Descarta-se a concepção de que o filme seja também só uma risível historinha de superação, autoconfiança, força interior atrelada a insegurança e mimos juvenis encontrando o fôlego na maturidade e no poder de decisão que permeia o sisudo e pseudo-consciente mundo adulto. Antagonicamente a perspectiva de mudança de Alice tem efetiva e ávida ligação com o imaginário, a fantasia, o sonho, o bizarro, o monstruoso num embate contra o real, o prático e o funcional, isto é, a possibilidade de fazer escolhas mobiliza em Alice uma erupção de vários personagens e alegorias presentes no seu inconsciente.
Então essa obra pode ser acusada de diversos “erros” como a temática que realmente não é empolgante (da forma que foi planejada) e pelo despojo estilístico altamente surrealista ou ser rotulada a partir de inúmeros conceitos, contudo, categorizar esse filme como uma espécie de auto-ajuda ou direcionado para crianças é um equívoco imperdoável.

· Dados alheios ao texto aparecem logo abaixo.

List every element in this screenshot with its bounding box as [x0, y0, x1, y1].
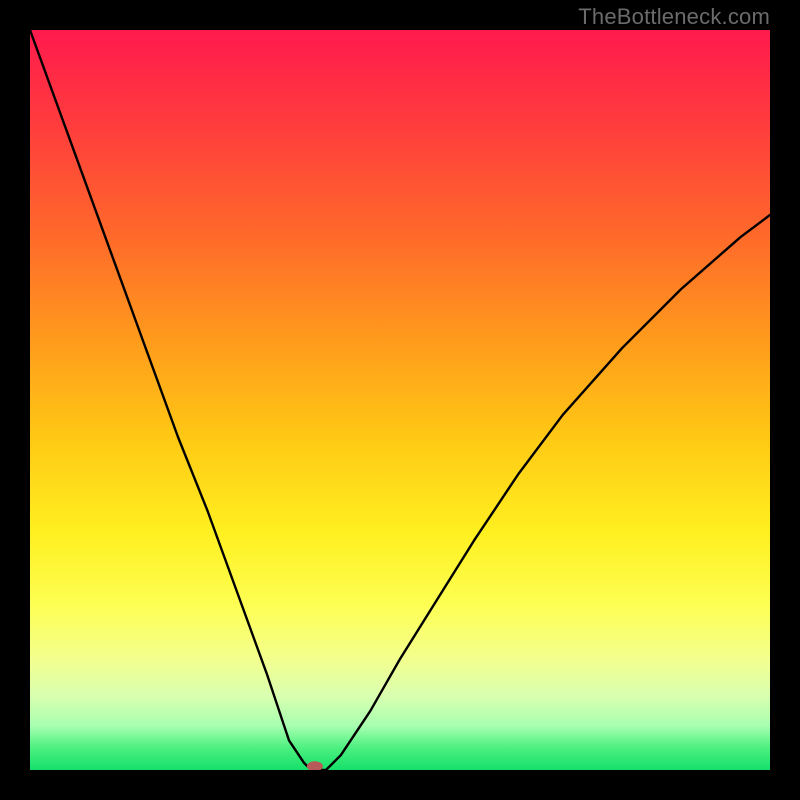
chart-frame: TheBottleneck.com: [0, 0, 800, 800]
plot-area: [30, 30, 770, 770]
min-marker: [307, 761, 323, 770]
curve-layer: [30, 30, 770, 770]
bottleneck-curve: [30, 30, 770, 770]
watermark-text: TheBottleneck.com: [578, 4, 770, 30]
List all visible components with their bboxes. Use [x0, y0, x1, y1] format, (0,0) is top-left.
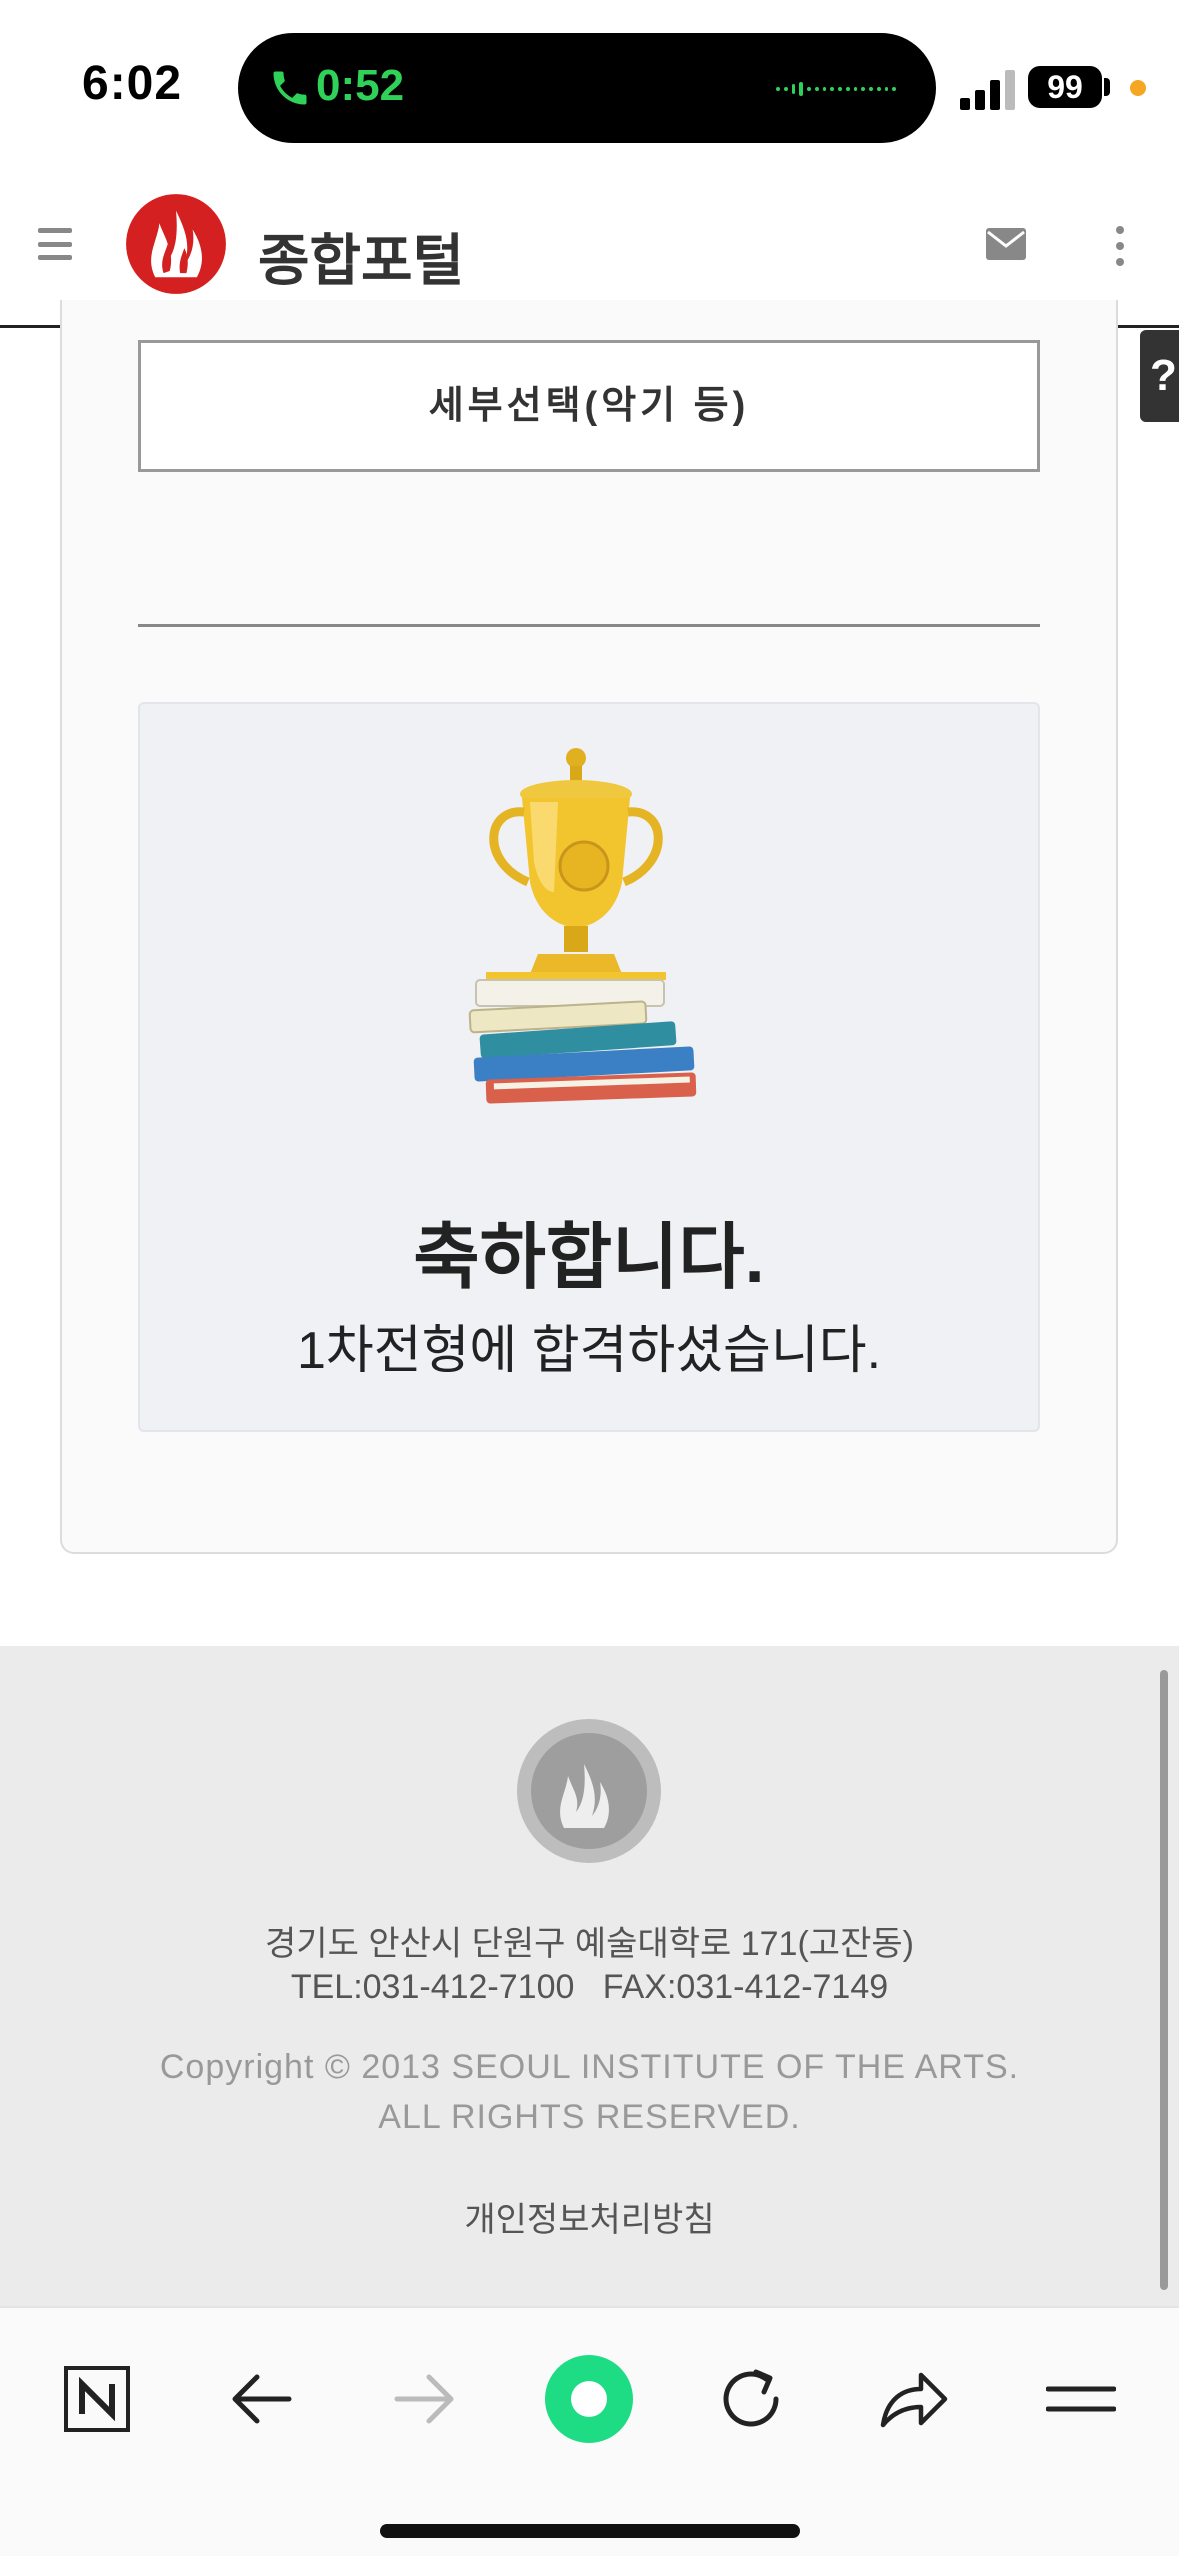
result-panel: 축하합니다. 1차전형에 합격하셨습니다. — [138, 702, 1040, 1432]
section-divider — [138, 624, 1040, 627]
footer-contact: TEL:031-412-7100 FAX:031-412-7149 — [290, 1968, 889, 2006]
share-icon[interactable] — [868, 2354, 958, 2444]
help-button[interactable]: ? — [1140, 330, 1179, 422]
reload-icon[interactable] — [706, 2354, 796, 2444]
battery-tip — [1104, 78, 1110, 96]
status-bar: 6:02 0:52 99 — [0, 0, 1179, 170]
cellular-signal-icon — [960, 70, 1015, 110]
menu-icon[interactable] — [1036, 2354, 1126, 2444]
footer-copyright: Copyright © 2013 SEOUL INSTITUTE OF THE … — [0, 2042, 1179, 2142]
privacy-indicator-dot — [1130, 80, 1146, 96]
back-icon[interactable] — [216, 2354, 306, 2444]
detail-select-button[interactable]: 세부선택(악기 등) — [138, 340, 1040, 472]
school-seal-icon — [517, 1719, 661, 1863]
copyright-line-2: ALL RIGHTS RESERVED. — [378, 2098, 801, 2136]
copyright-line-1: Copyright © 2013 SEOUL INSTITUTE OF THE … — [159, 2048, 1020, 2086]
footer-address: 경기도 안산시 단원구 예술대학로 171(고잔동) — [265, 1925, 914, 1963]
browser-toolbar — [0, 2306, 1179, 2556]
home-indicator[interactable] — [380, 2524, 800, 2538]
privacy-policy-link[interactable]: 개인정보처리방침 — [0, 2192, 1179, 2241]
portal-title: 종합포털 — [258, 229, 465, 292]
dynamic-island[interactable]: 0:52 — [238, 33, 936, 143]
status-time: 6:02 — [82, 57, 183, 110]
phone-icon — [273, 71, 307, 105]
green-dot-icon[interactable] — [544, 2354, 634, 2444]
call-timer: 0:52 — [316, 61, 405, 110]
battery-indicator: 99 — [1028, 66, 1102, 108]
forward-icon[interactable] — [380, 2354, 470, 2444]
more-options-icon[interactable] — [1108, 226, 1132, 266]
congrats-heading: 축하합니다. — [413, 1218, 765, 1298]
hamburger-menu-icon[interactable] — [38, 228, 72, 260]
school-logo-icon[interactable] — [124, 192, 228, 296]
page-scrollbar[interactable] — [1160, 1670, 1168, 2290]
audio-waveform-icon — [776, 81, 896, 97]
naver-icon[interactable] — [52, 2354, 142, 2444]
mail-icon[interactable] — [986, 228, 1026, 260]
pass-message: 1차전형에 합격하셨습니다. — [296, 1322, 882, 1380]
trophy-on-books-image — [468, 748, 697, 1104]
footer: 경기도 안산시 단원구 예술대학로 171(고잔동) TEL:031-412-7… — [0, 1646, 1179, 2306]
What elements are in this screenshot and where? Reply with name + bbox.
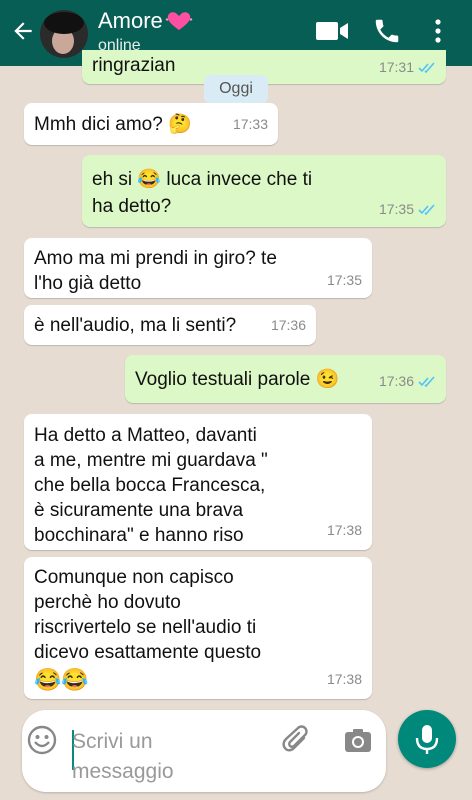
message-meta: 17:35: [327, 268, 362, 293]
message-text-line: l'ho già detto: [34, 273, 142, 294]
message-meta: 17:33: [233, 112, 268, 137]
date-chip: Oggi: [204, 75, 268, 103]
message-text: ringrazian: [92, 55, 176, 76]
message-meta: 17:36: [379, 369, 436, 394]
message-text-line: a me, mentre mi guardava ": [34, 450, 268, 471]
message-text-line: che bella bocca Francesca,: [34, 475, 266, 496]
message-time: 17:36: [378, 373, 414, 389]
message-text: è nell'audio, ma li senti?: [34, 315, 237, 336]
read-ticks-icon: [418, 61, 435, 73]
message-bubble-outgoing[interactable]: Voglio testuali parole 😉 17:36: [125, 355, 446, 403]
message-bubble-incoming[interactable]: Ha detto a Matteo, davanti a me, mentre …: [24, 414, 372, 550]
message-text-line: bocchinara" e hanno riso: [34, 525, 244, 546]
message-meta: 17:36: [271, 313, 306, 338]
message-time: 17:35: [378, 201, 414, 217]
phone-icon[interactable]: [372, 16, 402, 46]
mic-icon: [415, 725, 439, 754]
message-time: 17:38: [326, 671, 362, 687]
message-text-line: dicevo esattamente questo: [34, 642, 262, 663]
message-text: Mmh dici amo? 🤔: [34, 114, 192, 135]
message-time: 17:36: [270, 317, 306, 333]
message-bubble-outgoing[interactable]: eh si 😂 luca invece che ti ha detto? 17:…: [82, 155, 446, 227]
video-call-icon[interactable]: [314, 16, 350, 46]
contact-name[interactable]: Amore: [98, 8, 193, 34]
message-bubble-incoming[interactable]: Amo ma mi prendi in giro? te l'ho già de…: [24, 238, 372, 298]
message-meta: 17:38: [327, 518, 362, 543]
placeholder-line: Scrivi un: [72, 730, 153, 753]
read-ticks-icon: [418, 375, 435, 387]
message-text-line: Ha detto a Matteo, davanti: [34, 425, 257, 446]
message-time: 17:38: [326, 522, 362, 538]
heart-emoji-icon: [165, 12, 193, 30]
message-meta: 17:38: [327, 667, 362, 692]
message-text-line: eh si 😂 luca invece che ti: [92, 169, 313, 190]
message-meta: 17:31: [379, 55, 436, 80]
message-bubble-incoming[interactable]: Comunque non capisco perchè ho dovuto ri…: [24, 557, 372, 699]
message-text-line: riscrivertelo se nell'audio ti: [34, 617, 257, 638]
message-text-line: perchè ho dovuto: [34, 592, 181, 613]
message-text-line: 😂😂: [34, 667, 89, 692]
back-arrow-icon[interactable]: [10, 18, 36, 44]
more-menu-icon[interactable]: [428, 16, 448, 46]
avatar[interactable]: [40, 10, 88, 58]
message-text-line: Comunque non capisco: [34, 567, 234, 588]
mic-button[interactable]: [398, 710, 456, 768]
message-bubble-incoming[interactable]: Mmh dici amo? 🤔 17:33: [24, 103, 278, 145]
attach-icon[interactable]: [282, 724, 312, 756]
message-input[interactable]: Scrivi un messaggio: [72, 727, 272, 787]
emoji-icon[interactable]: [26, 724, 58, 756]
message-meta: 17:35: [379, 197, 436, 222]
contact-name-text: Amore: [98, 8, 163, 33]
message-time: 17:35: [326, 272, 362, 288]
message-text-line: Amo ma mi prendi in giro? te: [34, 248, 277, 269]
message-time: 17:31: [378, 59, 414, 75]
placeholder-line: messaggio: [72, 760, 174, 783]
message-time: 17:33: [232, 116, 268, 132]
message-text-line: è sicuramente una brava: [34, 500, 244, 521]
message-text: Voglio testuali parole 😉: [135, 369, 340, 390]
message-bubble-incoming[interactable]: è nell'audio, ma li senti? 17:36: [24, 305, 316, 345]
camera-icon[interactable]: [342, 724, 374, 756]
message-text-line: ha detto?: [92, 196, 172, 217]
read-ticks-icon: [418, 203, 435, 215]
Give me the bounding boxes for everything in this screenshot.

Os principais atrativos da película Alice são a direção de arte, a riqueza minuciosa dos cenários e dos personagens, já nas interpretações ocorrem oscilações porque Anne Hathaway no papel da Rainha Branca tem um desempenho no qual deveria ser denominada rainha pálida e Mia Wasikowska em cena é amorfa e disforme e o que garante o elenco é a interpretação visceral de Johnny Depp transmitindo sentimentos intensos como euforia, excitação e lampejos de loucura e por outro lado demonstra uma expressão depressiva e em outros momentos um ar de puro embotamento, mas Helena Bonham Carter como a Rainha Vermelha tem uma presença e um domínio em cena esplendoroso aliado a composição estrambótica de sua personagem tomada pela irascibilidade.
Pode-se efetuar uma rica leitura do que Burton tenta transmitir mesmo que seja uma tentativa desprovida de ênfase e convencimento que é a transição entre adolescência e a vida adulta considerada de suma importância para a vida social. Assim sendo, desvela-se que diversas culturas abarcam essa fase e suas mudanças como também para outros momentos de relevante importância envolvendo nascimento, casamento e morte, aliás, aspectos presentes no filme.
Nota-se que o retorno de Alice funciona como uma espécie de ritual de passagem pelo qual se elabora e se torna manifesto símbolos destinados a expressar mudanças como a metafórica lagarta azul/borboleta que simboliza a morte como um processo corporal e psíquico da adolescência para a vida adulta enfatizando que as escolhas e transformações apreendem perdas e ganhos num processo dinâmico que é a construção da vida real e imaginária.